I’m just starting out in the world of DIY home automation. I have a tasmotized power plug that I’ve added to my Openhab server along with a bunch of other devices, and now I’m looking to get a bit more custom. I’m renting the house, so I can’t make any fundamental changes, but popping the BRIVIS thermostat off the wall and replacing it with a custom thermostat control that Openhab can control would make things WAY better for our heating bill.
I don’t want to do too much messing about with code on the device, since I’ve got enough work to do with the server, so I wanted to make something running Tasmota for easy integration.
My thoughts are to have an ESP2866 like this, connecting to a 24vAC relay switch that can make a circuit on the two wire control circuit for the thirty-year-old gas heater in the roof.
I was thinking that if I include a step-down voltage regulator/converter on the circuit, then I could get input power whenever the heater is running, and use that power to recharge a battery to keep it going at other times.
Does this sound workable? Does anyone have any suggestions for what to use for relay/transformer/battery components?
This will be my first attempt to make an IoT device, so please forgive me if this seems all obvious. Electronic circuitry is not a field I’ve gotten into before.
Does anyone know what the power draw is for the ESP2866 so I can work out how long it will be able to run on battery? It might need to go for a significant time period to stay alive over summer!
I’m not a lawyer.
That said, I would suggest some serious consideration of the possibility that making alterations to the control unit for a gas appliance would be against a few regulations and impact the validity of any insurance policy that the owner has on the property.
There is a reason why installers have to issue certificates of electrical safety for such work.
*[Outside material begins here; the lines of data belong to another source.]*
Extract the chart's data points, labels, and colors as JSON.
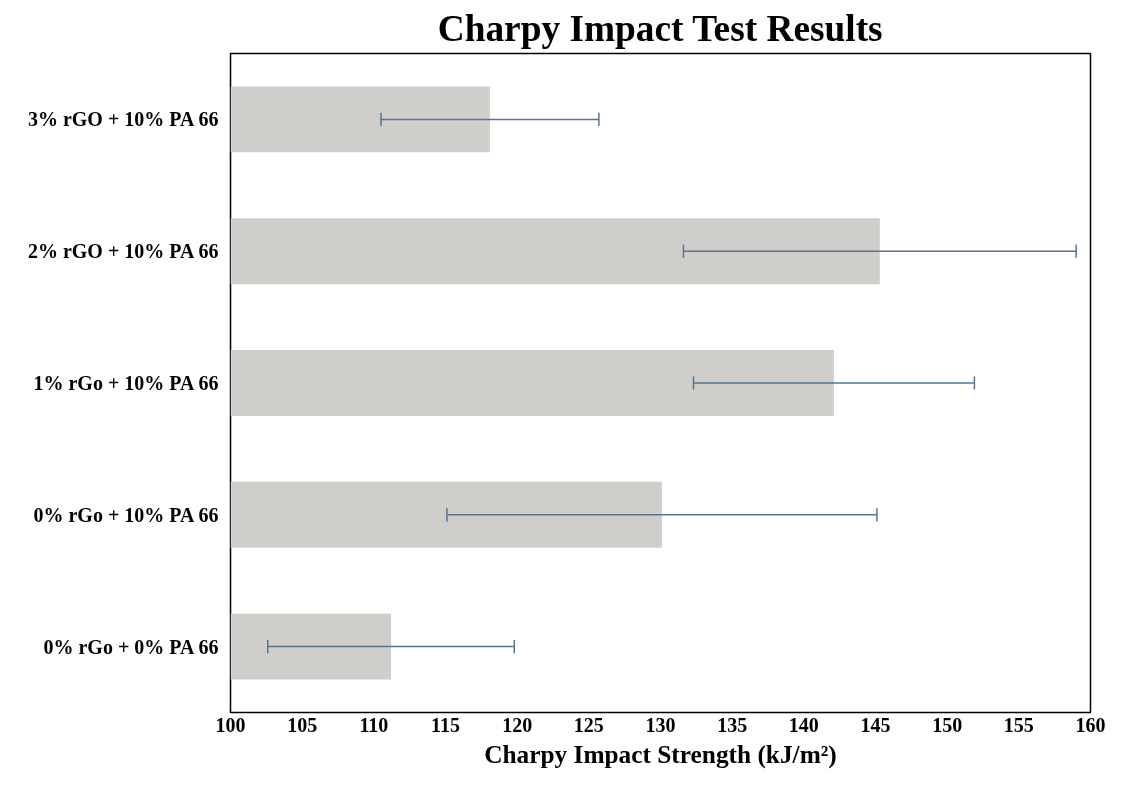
{
  "chart_data": {
    "type": "bar",
    "orientation": "horizontal",
    "title": "Charpy Impact Test Results",
    "xlabel": "Charpy Impact Strength (kJ/m²)",
    "categories": [
      "3% rGO + 10% PA 66",
      "2% rGO + 10% PA 66",
      "1% rGo + 10% PA 66",
      "0% rGo + 10% PA 66",
      "0% rGo + 0% PA 66"
    ],
    "values": [
      118.1,
      145.3,
      142.1,
      130.1,
      111.2
    ],
    "errors": [
      7.6,
      13.7,
      9.8,
      15.0,
      8.6
    ],
    "color": "#d0cecb",
    "xlim": [
      100,
      160
    ],
    "xticks": [
      100,
      105,
      110,
      115,
      120,
      125,
      130,
      135,
      140,
      145,
      150,
      155,
      160
    ],
    "grid": false
  }
}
If the owner is willing to consider a controller with RF / IR functionality. it increases your options.
I use a couple of RF-controlled power sockets to turn my AC on and off. OpenMQTTGateway lets me send RF codes from a Wemos D1 Mini via MQTT. But nothing custom-made is every wired to the appliances.
I’m not touching the actual gas appliance itself, just the thermostat, which is only connected to the gas appliance by two wires. If there’s a circuit, the heating is on. If there isn’t, the heating is off.
But I have to say, if anyone knows of a tasmotizale ready-made drop-in thermostat, that would be much easier!
The thermostat / control unit is part of the appliance. You are replacing a component of the appliance. It may be a cheap component. It may have limited functionality. But it is still a part of the whole. It may be possible to argue a grey area when installing a new control panel yourself. But the DIY nature of your replacement component is well outside of the regulations.
Even if you were using an approved component, the simple fact that the “two wires” disappear into the wall can be enough to require a licensed installer.
Have to admit, discovering that it’s an AC circuit rather than DC, and seeing a video where an almost identical thermostat is replaced by a Nest, which gets its power from the two wires, has me reconsidering the project. I thought I understood how it worked, but it seems more complex. I might have to put up with one of the cloud based wifi thermostats.
Michael’s on the right track with highlighting the potential legal and safety issues. There are a lot of potential traps here. For your first IoT project this is probably too far in the deep end.
I’d recommend staying well away from mains voltage electrical engineering, and sticking with commercial AC-DC switch mode supplies so you can work with safe voltages and power levels.